# NE204 Lab 1 Test Notebook - Data Cleaning

In [1]:
%load_ext autoreload
%autoreload 2
%matplotlib nbagg

import numpy as np
import matplotlib.pyplot as plt
import h5py

In [2]:
print('calibration')
f_name = '../data/calibration.h5'
f_data = h5py.File(f_name,'r')
calibration = f_data['raw_data'][()]
calibration_events = f_data['event_data'][()]
print(str(calibration.shape[0])+' events')

print('co + cs calibration')
f_name = '../data/cocs_calibration.h5'
f_data = h5py.File(f_name,'r')
co_cs = f_data['raw_data'][()]
co_cs_events = f_data['event_data'][()]
print(str(co_cs.shape[0])+' events')

print('ba calibration')
f_name = '../data/ba_calibration.h5'
f_data = h5py.File(f_name,'r')
ba = f_data['raw_data'][()]
ba_events = f_data['event_data'][()]
print(str(ba.shape[0])+' events')

calibration
914193 events
co + cs calibration
228751 events
ba calibration
85135 events


# Clean data
The event data timestamps show that the last several waveforms are repeated. This is a result of the data aquisition software - it seems that the buffer dumps the last data it collected at the end of the measurement. This represents a relatively small fraction of the data. To analyze the data, these repeated events must first be removed.

In [5]:
plt.figure()
plt.plot(calibration_events['timestamp'],label='Data')
plt.axvline(913017,c='tab:red',alpha=.5,label='rough cutoff of repeated events')
plt.legend()
plt.xlabel('Waveform Number')
plt.ylabel('Timestamp (clock cycles)')
plt.show()
plt.savefig('../figs/repeated_events_far.png')

<IPython.core.display.Javascript object>

In [4]:
plt.figure()
plt.plot(calibration_events['timestamp'],label='Data')
plt.axvline(913017,c='tab:red',alpha=.5,label='rough cutoff of repeated events')
plt.legend()
plt.xlim(911800,914200)
plt.ylim(1.495e11,1.505e11)
plt.xlabel('Waveform Number')
plt.ylabel('Timestamp (clock cycles)')
plt.show()
plt.savefig('../figs/repeated_events_close.png')

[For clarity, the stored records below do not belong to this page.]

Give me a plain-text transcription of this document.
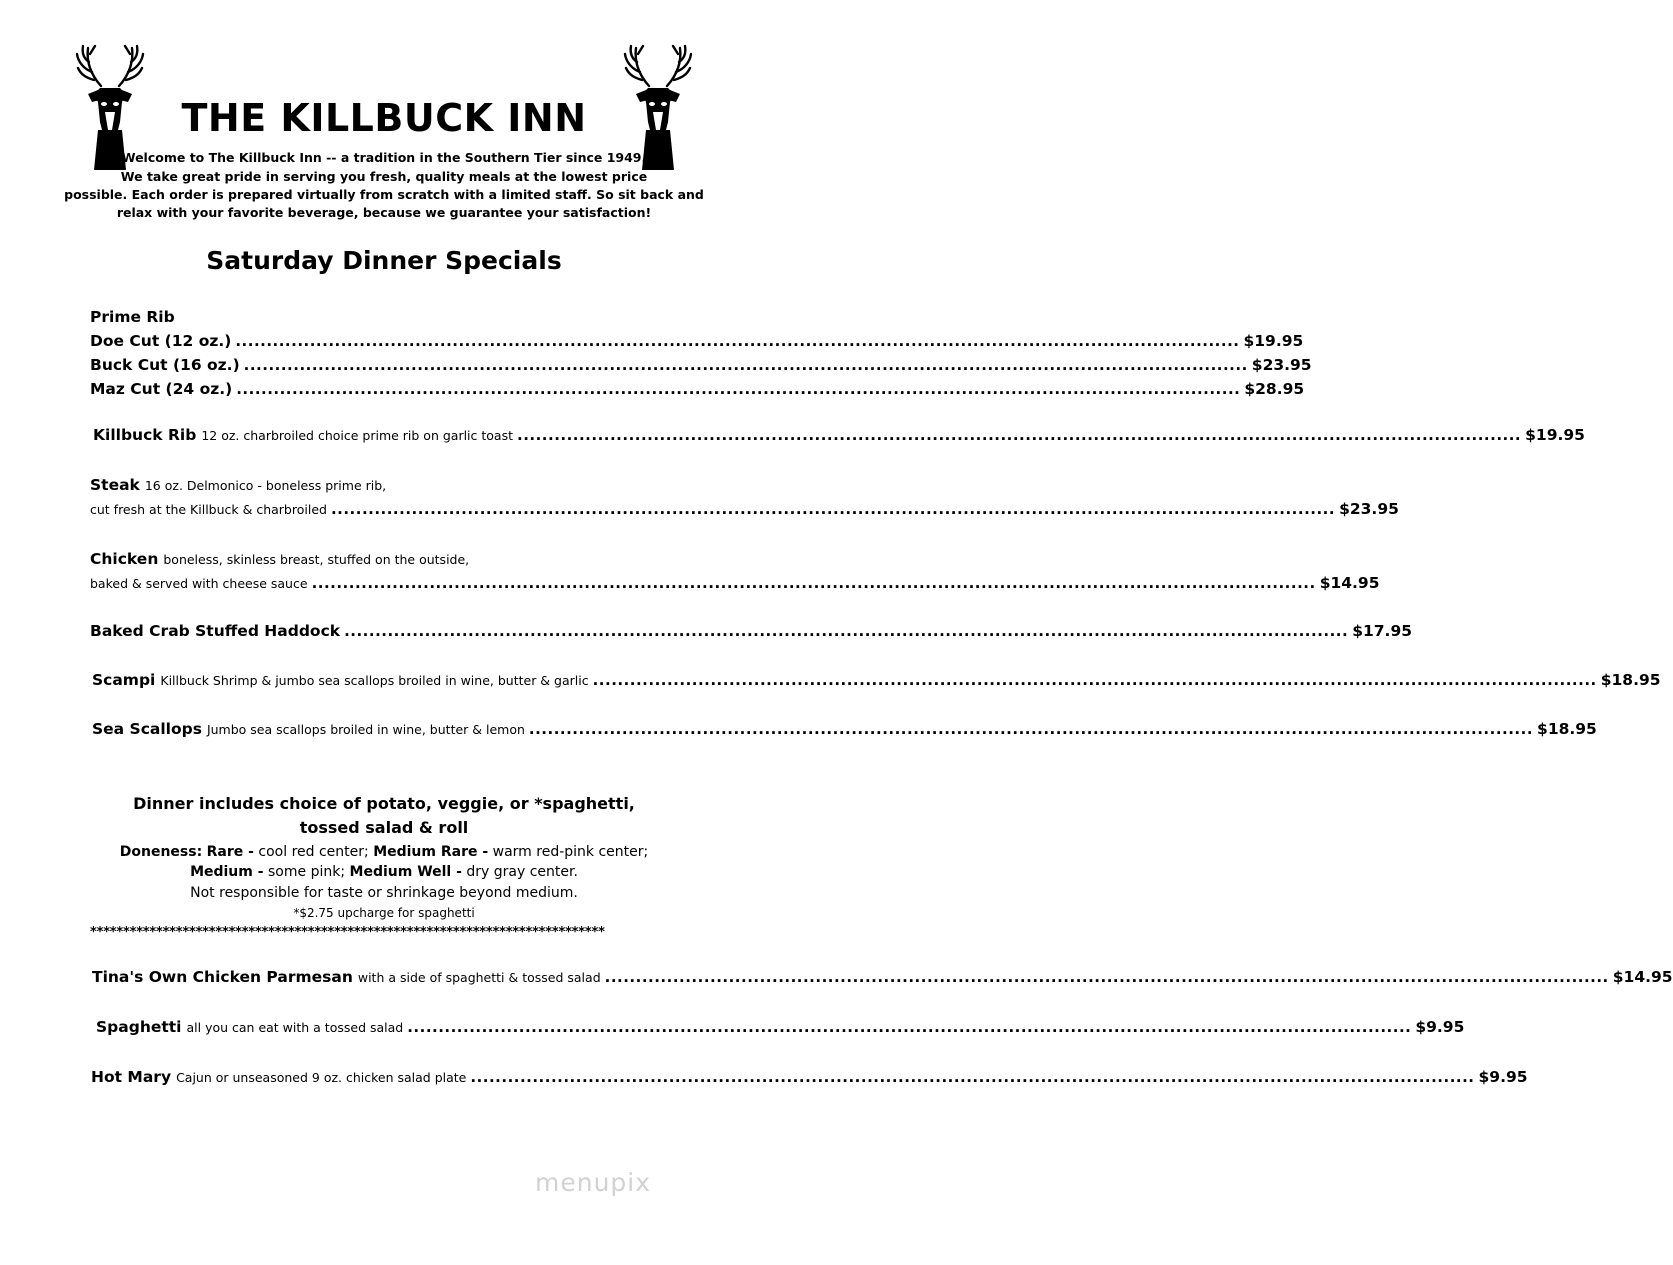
THE KILLBUCK INN
Welcome to The Killbuck Inn -- a tradition in the Southern Tier since 1949.
We take great pride in serving you fresh, quality meals at the lowest price
possible. Each order is prepared virtually from scratch with a limited staff. So sit back and
relax with your favorite beverage, because we guarantee your satisfaction!
Saturday Dinner Specials
Prime Rib
Doe Cut (12 oz.) .................................................................................................................................................................. $19.95
Buck Cut (16 oz.) .................................................................................................................................................................. $23.95
Maz Cut (24 oz.) .................................................................................................................................................................. $28.95
Killbuck Rib 12 oz. charbroiled choice prime rib on garlic toast .................................................................................................................................................................. $19.95
Steak 16 oz. Delmonico - boneless prime rib,
cut fresh at the Killbuck & charbroiled .................................................................................................................................................................. $23.95
Chicken boneless, skinless breast, stuffed on the outside,
baked & served with cheese sauce .................................................................................................................................................................. $14.95
Baked Crab Stuffed Haddock .................................................................................................................................................................. $17.95
Scampi Killbuck Shrimp & jumbo sea scallops broiled in wine, butter & garlic .................................................................................................................................................................. $18.95
Sea Scallops Jumbo sea scallops broiled in wine, butter & lemon .................................................................................................................................................................. $18.95
Dinner includes choice of potato, veggie, or *spaghetti,
tossed salad & roll
Doneness: Rare - cool red center; Medium Rare - warm red-pink center;
Medium - some pink; Medium Well - dry gray center.
Not responsible for taste or shrinkage beyond medium.
*$2.75 upcharge for spaghetti
******************************************************************************
Tina's Own Chicken Parmesan with a side of spaghetti & tossed salad .................................................................................................................................................................. $14.95
Spaghetti all you can eat with a tossed salad .................................................................................................................................................................. $9.95
Hot Mary Cajun or unseasoned 9 oz. chicken salad plate .................................................................................................................................................................. $9.95
menupix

<IPython.core.display.Javascript object>

In [6]:
# find unique waveforms
unique_waves, index, counts = np.unique(calibration_events['timestamp'],return_index=True,return_counts=True)
calibration_events_cleaned = calibration_events[index]
calibration_cleaned = calibration[index]

In [7]:
repeated_indices = index[counts == 2]
unique_repeated_events = calibration_events[repeated_indices]
print('total events repeated',len(unique_repeated_events))
repeated_events = calibration_events[np.isin(calibration_events['timestamp'],unique_repeated_events['timestamp'])]
repeated_data = calibration[np.isin(calibration_events['timestamp'],unique_repeated_events['timestamp'])]
print('total events repeated',len(repeated_events))
len(unique_repeated_events) * 2 == len(repeated_events)

total events repeated 1176
total events repeated 2352


True

In [8]:
# split data in half - first occurence and second occurance
pulses1 = repeated_data[:6632] 
pulses2 = repeated_data[-6632:] 

In [9]:
plt.figure()
plt.plot(1000,8150,c='tab:blue',label='First Occurence',alpha=0.5)
plt.plot(1000,8150,c='tab:orange',label='Second Occurance',alpha=0.5)
for i in range(10):
    n = int(np.random.rand()*len(pulses1))
    plt.plot(pulses1[n],c='tab:blue',alpha=0.5)
    plt.plot(pulses2[n],c='tab:orange',alpha=0.5)
plt.legend()
plt.xlabel('Digitizer Time (Clock Frequency)')
plt.ylabel('ADC Units')
plt.show()
plt.savefig('../figs/repeated_pulses_waveforms.png')

<IPython.core.display.Javascript object>